С похорон генерал и Невельские зашли на поминки в семейный барак, посидели на скамейках у бревенчатой стены с казаками и матросами, каждый из которых старался подойти к генералу и поговорить. Тот всех благодарил и целовал. Пили водку. Генерал хвалил кушанья, уверял, что давно таких не ел.

Поздно вечером шли по берегу моря. Екатерина Ивановна рассказала мужу о вчерашнем разговоре. Невельской понимал все. Он решил не поминать больше про свои планы движения на юг. Не время, право! Генералу могли быть большие неприятности.
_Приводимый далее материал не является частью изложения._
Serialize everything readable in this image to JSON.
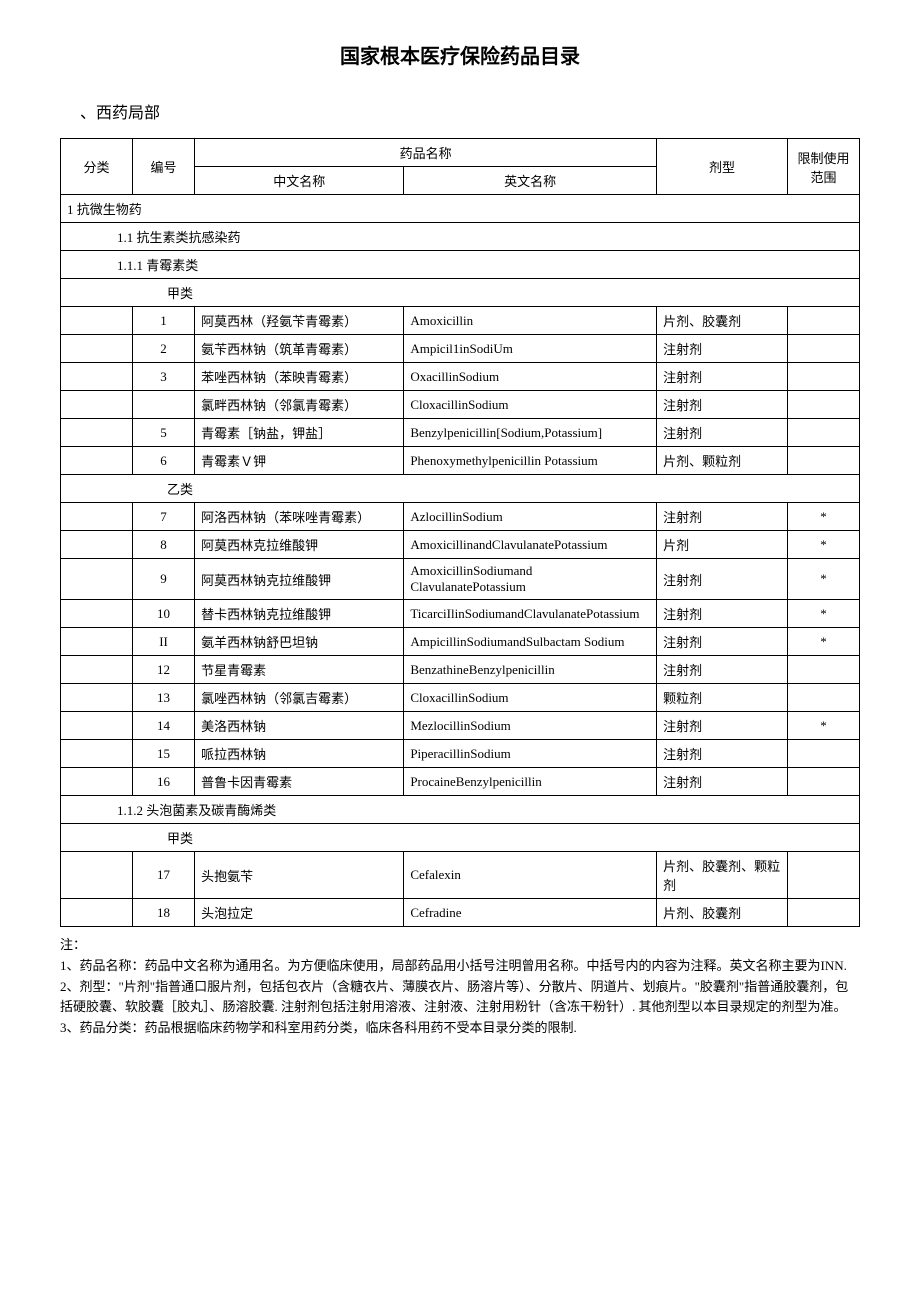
{
  "title": "国家根本医疗保险药品目录",
  "section": "、西药局部",
  "headers": {
    "cat": "分类",
    "num": "编号",
    "name": "药品名称",
    "cn": "中文名称",
    "en": "英文名称",
    "form": "剂型",
    "limit": "限制使用范围"
  },
  "groups": [
    {
      "label": "1 抗微生物药",
      "indent": 0
    },
    {
      "label": "1.1 抗生素类抗感染药",
      "indent": 1
    },
    {
      "label": "1.1.1 青霉素类",
      "indent": 1
    },
    {
      "label": "甲类",
      "indent": 2
    }
  ],
  "rows1": [
    {
      "n": "1",
      "cn": "阿莫西林（羟氨苄青霉素）",
      "en": "Amoxicillin",
      "f": "片剂、胶囊剂",
      "l": ""
    },
    {
      "n": "2",
      "cn": "氨苄西林钠（筑革青霉素）",
      "en": "Ampicil1inSodiUm",
      "f": "注射剂",
      "l": ""
    },
    {
      "n": "3",
      "cn": "苯唑西林钠（苯映青霉素）",
      "en": "OxacillinSodium",
      "f": "注射剂",
      "l": ""
    },
    {
      "n": "",
      "cn": "氯畔西林钠（邻氯青霉素）",
      "en": "CloxacillinSodium",
      "f": "注射剂",
      "l": ""
    },
    {
      "n": "5",
      "cn": "青霉素［钠盐，钾盐］",
      "en": "Benzylpenicillin[Sodium,Potassium]",
      "f": "注射剂",
      "l": ""
    },
    {
      "n": "6",
      "cn": "青霉素Ｖ钾",
      "en": "Phenoxymethylpenicillin Potassium",
      "f": "片剂、颗粒剂",
      "l": ""
    }
  ],
  "group2": {
    "label": "乙类",
    "indent": 2
  },
  "rows2": [
    {
      "n": "7",
      "cn": "阿洛西林钠（苯咪唑青霉素）",
      "en": "AzlocillinSodium",
      "f": "注射剂",
      "l": "*"
    },
    {
      "n": "8",
      "cn": "阿莫西林克拉维酸钾",
      "en": "AmoxicillinandClavulanatePotassium",
      "f": "片剂",
      "l": "*"
    },
    {
      "n": "9",
      "cn": "阿莫西林钠克拉维酸钾",
      "en": "AmoxicillinSodiumand ClavulanatePotassium",
      "f": "注射剂",
      "l": "*"
    },
    {
      "n": "10",
      "cn": "替卡西林钠克拉维酸钾",
      "en": "TicarciIlinSodiumandClavulanatePotassium",
      "f": "注射剂",
      "l": "*"
    },
    {
      "n": "II",
      "cn": "氨羊西林钠舒巴坦钠",
      "en": "AmpicillinSodiumandSulbactam Sodium",
      "f": "注射剂",
      "l": "*"
    },
    {
      "n": "12",
      "cn": "节星青霉素",
      "en": "BenzathineBenzylpenicillin",
      "f": "注射剂",
      "l": ""
    },
    {
      "n": "13",
      "cn": "氯唑西林钠（邻氯吉霉素）",
      "en": "CloxacillinSodium",
      "f": "颗粒剂",
      "l": ""
    },
    {
      "n": "14",
      "cn": "美洛西林钠",
      "en": "MezlocillinSodium",
      "f": "注射剂",
      "l": "*"
    },
    {
      "n": "15",
      "cn": "哌拉西林钠",
      "en": "PiperacillinSodium",
      "f": "注射剂",
      "l": ""
    },
    {
      "n": "16",
      "cn": "普鲁卡因青霉素",
      "en": "ProcaineBenzylpenicillin",
      "f": "注射剂",
      "l": ""
    }
  ],
  "groups3": [
    {
      "label": "1.1.2 头泡菌素及碳青酶烯类",
      "indent": 1
    },
    {
      "label": "甲类",
      "indent": 2
    }
  ],
  "rows3": [
    {
      "n": "17",
      "cn": "头抱氨苄",
      "en": "Cefalexin",
      "f": "片剂、胶囊剂、颗粒剂",
      "l": ""
    },
    {
      "n": "18",
      "cn": "头泡拉定",
      "en": "Cefradine",
      "f": "片剂、胶囊剂",
      "l": ""
    }
  ],
  "notes": [
    "注：",
    "1、药品名称：药品中文名称为通用名。为方便临床使用，局部药品用小括号注明曾用名称。中括号内的内容为注释。英文名称主要为INN.",
    "2、剂型：\"片剂\"指普通口服片剂，包括包衣片（含糖衣片、薄膜衣片、肠溶片等）、分散片、阴道片、划痕片。\"胶囊剂\"指普通胶囊剂，包括硬胶囊、软胶囊［胶丸］、肠溶胶囊. 注射剂包括注射用溶液、注射液、注射用粉针（含冻干粉针）. 其他剂型以本目录规定的剂型为准。",
    "3、药品分类：药品根据临床药物学和科室用药分类，临床各科用药不受本目录分类的限制."
  ]
}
Сейчас настаивать на своем бесполезно и зря раздражать человека.

В глубине души его уже шла новая работа. Гибель дочери, болезнь Коли Бошняка, гибель казаков — все это висело над ним, напоминая, что он не смеет превращаться в приказного бюрократа или лишь в ретивого исполнителя.
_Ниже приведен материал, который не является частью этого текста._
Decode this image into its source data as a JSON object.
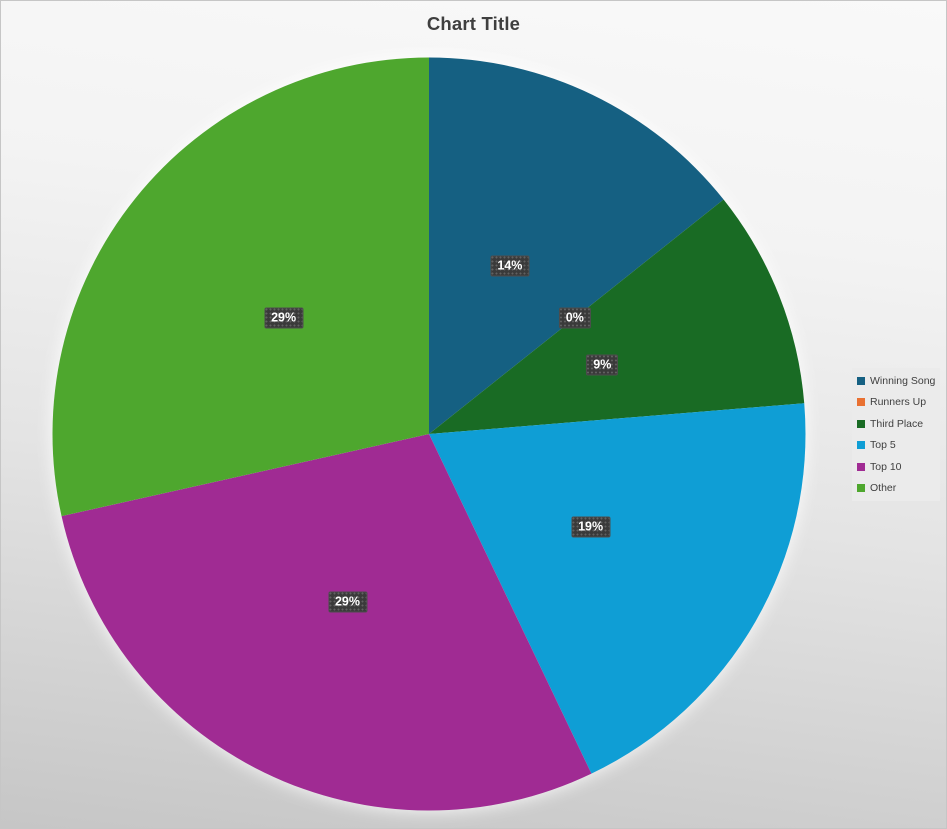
{
  "chart": {
    "background": {
      "gradient_top": "#f9f9f9",
      "gradient_bottom": "#c6c6c6",
      "border_color": "#c6c6c6",
      "title_color": "#3f3f3f"
    },
    "data_label_style": {
      "bg": "#3a3a3a",
      "text_color": "#ffffff",
      "pattern": "light-dots"
    },
    "legend_bg": "#ebebeb",
    "legend_text_color": "#3f3f3f"
  },
  "chart_data": {
    "type": "pie",
    "title": "Chart Title",
    "categories": [
      "Winning Song",
      "Runners Up",
      "Third Place",
      "Top 5",
      "Top 10",
      "Other"
    ],
    "values": [
      14.3,
      0,
      9.4,
      19.2,
      28.6,
      28.5
    ],
    "displayed_labels": [
      "14%",
      "0%",
      "9%",
      "19%",
      "29%",
      "29%"
    ],
    "colors": [
      "#156082",
      "#E97132",
      "#196B24",
      "#0F9ED5",
      "#A02B93",
      "#4EA72E"
    ],
    "legend_position": "right",
    "start_angle_deg": 0,
    "direction": "clockwise"
  }
}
Муравьев рассказывал, что жена осталась на даче, за Ангарой, что она восхищена подвигами Екатерины Ивановны, ставит ее всем в пример, сама хочет на Амур, но это возможно лишь в следующем году. Помянул про поездку в Европу, рассказывал о театрах и писателях. Все интересно, слушаешь и отдыхаешь, пища есть уму, да сердце болит.

Дошли до дома. Муравьев простился с Екатериной Ивановной.
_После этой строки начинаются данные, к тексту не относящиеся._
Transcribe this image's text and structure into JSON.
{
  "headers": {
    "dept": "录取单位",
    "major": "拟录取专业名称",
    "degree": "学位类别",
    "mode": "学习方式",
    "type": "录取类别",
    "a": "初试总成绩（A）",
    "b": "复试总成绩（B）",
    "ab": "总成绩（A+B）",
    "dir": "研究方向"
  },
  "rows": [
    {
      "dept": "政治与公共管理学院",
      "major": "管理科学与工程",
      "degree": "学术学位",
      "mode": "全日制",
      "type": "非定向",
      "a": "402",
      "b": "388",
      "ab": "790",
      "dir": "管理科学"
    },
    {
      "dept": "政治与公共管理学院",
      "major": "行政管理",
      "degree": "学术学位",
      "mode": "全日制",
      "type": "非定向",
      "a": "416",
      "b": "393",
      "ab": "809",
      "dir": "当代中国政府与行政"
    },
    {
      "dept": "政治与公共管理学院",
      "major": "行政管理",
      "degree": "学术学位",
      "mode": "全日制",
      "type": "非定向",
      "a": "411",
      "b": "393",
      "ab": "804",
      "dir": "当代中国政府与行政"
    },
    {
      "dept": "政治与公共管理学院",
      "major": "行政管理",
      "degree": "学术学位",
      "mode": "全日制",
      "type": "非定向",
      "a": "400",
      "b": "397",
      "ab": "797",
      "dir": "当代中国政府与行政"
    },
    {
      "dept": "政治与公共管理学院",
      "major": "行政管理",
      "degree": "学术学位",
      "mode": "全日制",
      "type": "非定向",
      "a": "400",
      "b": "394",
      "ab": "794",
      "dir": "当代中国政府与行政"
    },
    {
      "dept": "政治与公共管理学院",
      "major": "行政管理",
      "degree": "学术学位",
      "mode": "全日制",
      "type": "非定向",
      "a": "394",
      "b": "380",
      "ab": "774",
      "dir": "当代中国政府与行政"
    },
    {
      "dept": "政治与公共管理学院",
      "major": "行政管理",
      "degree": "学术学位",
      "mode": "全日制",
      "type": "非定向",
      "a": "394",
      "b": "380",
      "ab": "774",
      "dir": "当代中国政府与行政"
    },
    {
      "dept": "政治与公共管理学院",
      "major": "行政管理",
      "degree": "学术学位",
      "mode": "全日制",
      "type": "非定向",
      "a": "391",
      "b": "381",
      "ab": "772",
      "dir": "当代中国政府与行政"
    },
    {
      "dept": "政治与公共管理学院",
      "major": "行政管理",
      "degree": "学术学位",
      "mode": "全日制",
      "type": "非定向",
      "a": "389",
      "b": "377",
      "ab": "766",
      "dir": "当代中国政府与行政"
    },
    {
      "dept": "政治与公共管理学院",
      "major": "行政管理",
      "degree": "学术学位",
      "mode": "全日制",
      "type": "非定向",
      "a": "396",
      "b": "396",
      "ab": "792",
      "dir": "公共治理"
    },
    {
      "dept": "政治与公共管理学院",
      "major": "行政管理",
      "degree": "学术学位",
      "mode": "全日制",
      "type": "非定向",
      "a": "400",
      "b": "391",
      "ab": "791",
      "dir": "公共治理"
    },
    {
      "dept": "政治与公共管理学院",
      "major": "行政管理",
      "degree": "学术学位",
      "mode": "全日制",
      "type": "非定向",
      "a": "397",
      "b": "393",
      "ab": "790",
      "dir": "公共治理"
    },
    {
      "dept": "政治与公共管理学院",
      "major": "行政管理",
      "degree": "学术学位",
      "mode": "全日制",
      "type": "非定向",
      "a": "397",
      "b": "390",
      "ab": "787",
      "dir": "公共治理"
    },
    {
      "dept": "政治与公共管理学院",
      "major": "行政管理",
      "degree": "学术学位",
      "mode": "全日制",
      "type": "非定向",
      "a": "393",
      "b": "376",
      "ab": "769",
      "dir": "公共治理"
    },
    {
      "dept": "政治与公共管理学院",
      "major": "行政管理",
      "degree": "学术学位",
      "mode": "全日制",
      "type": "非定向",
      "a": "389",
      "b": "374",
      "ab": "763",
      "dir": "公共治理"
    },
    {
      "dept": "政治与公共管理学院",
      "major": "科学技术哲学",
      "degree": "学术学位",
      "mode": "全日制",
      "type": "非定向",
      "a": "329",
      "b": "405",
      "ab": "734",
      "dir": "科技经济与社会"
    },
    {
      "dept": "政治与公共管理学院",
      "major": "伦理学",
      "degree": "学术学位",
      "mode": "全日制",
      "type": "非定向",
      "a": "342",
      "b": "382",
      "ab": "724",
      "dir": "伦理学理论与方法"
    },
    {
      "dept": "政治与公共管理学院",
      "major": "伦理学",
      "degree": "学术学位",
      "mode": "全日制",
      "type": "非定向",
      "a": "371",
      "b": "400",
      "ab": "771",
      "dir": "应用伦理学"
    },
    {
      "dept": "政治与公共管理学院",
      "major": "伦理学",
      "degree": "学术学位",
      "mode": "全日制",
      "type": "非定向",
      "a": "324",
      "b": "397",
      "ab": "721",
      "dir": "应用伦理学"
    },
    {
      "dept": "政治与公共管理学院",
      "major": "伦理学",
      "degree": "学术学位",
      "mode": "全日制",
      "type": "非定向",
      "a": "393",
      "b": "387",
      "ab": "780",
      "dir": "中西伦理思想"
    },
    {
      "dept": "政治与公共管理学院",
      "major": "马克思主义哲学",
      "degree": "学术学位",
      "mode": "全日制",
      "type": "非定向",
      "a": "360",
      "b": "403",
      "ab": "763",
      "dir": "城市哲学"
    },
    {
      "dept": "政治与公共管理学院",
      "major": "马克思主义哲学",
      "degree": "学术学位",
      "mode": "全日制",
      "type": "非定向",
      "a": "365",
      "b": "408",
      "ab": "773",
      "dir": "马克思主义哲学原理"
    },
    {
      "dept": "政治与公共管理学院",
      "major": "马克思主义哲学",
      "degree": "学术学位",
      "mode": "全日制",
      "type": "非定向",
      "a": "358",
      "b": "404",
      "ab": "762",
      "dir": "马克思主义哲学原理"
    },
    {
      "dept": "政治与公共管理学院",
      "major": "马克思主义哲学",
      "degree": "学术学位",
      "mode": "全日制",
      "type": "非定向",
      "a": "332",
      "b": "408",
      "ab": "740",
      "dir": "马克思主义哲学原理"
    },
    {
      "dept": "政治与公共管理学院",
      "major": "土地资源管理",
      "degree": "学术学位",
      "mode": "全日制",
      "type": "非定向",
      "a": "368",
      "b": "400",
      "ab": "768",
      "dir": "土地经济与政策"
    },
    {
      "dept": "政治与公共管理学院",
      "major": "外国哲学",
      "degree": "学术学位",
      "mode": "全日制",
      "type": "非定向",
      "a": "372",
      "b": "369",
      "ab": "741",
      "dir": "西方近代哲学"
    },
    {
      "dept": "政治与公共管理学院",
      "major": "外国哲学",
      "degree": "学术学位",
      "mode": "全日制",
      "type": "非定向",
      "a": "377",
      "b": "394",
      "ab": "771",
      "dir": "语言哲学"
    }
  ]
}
— Простите, Николай Николаевич, — вдруг сказал Невельской, когда дверь закрылась. — А Буссэ все же надо расстрелять! Судить и расстрелять!

— Не так просто, Геннадий Иванович, расстрелять Буссэ! Он — петербуржец. У него там…

Муравьев сказал это, как бы соглашаясь в душе, что расстрелять надо, хотя еще недавно весело проводил время с Николаем Васильевичем.

— Вот и… Пусть в Петербурге схватятся за головы, каков их питомец.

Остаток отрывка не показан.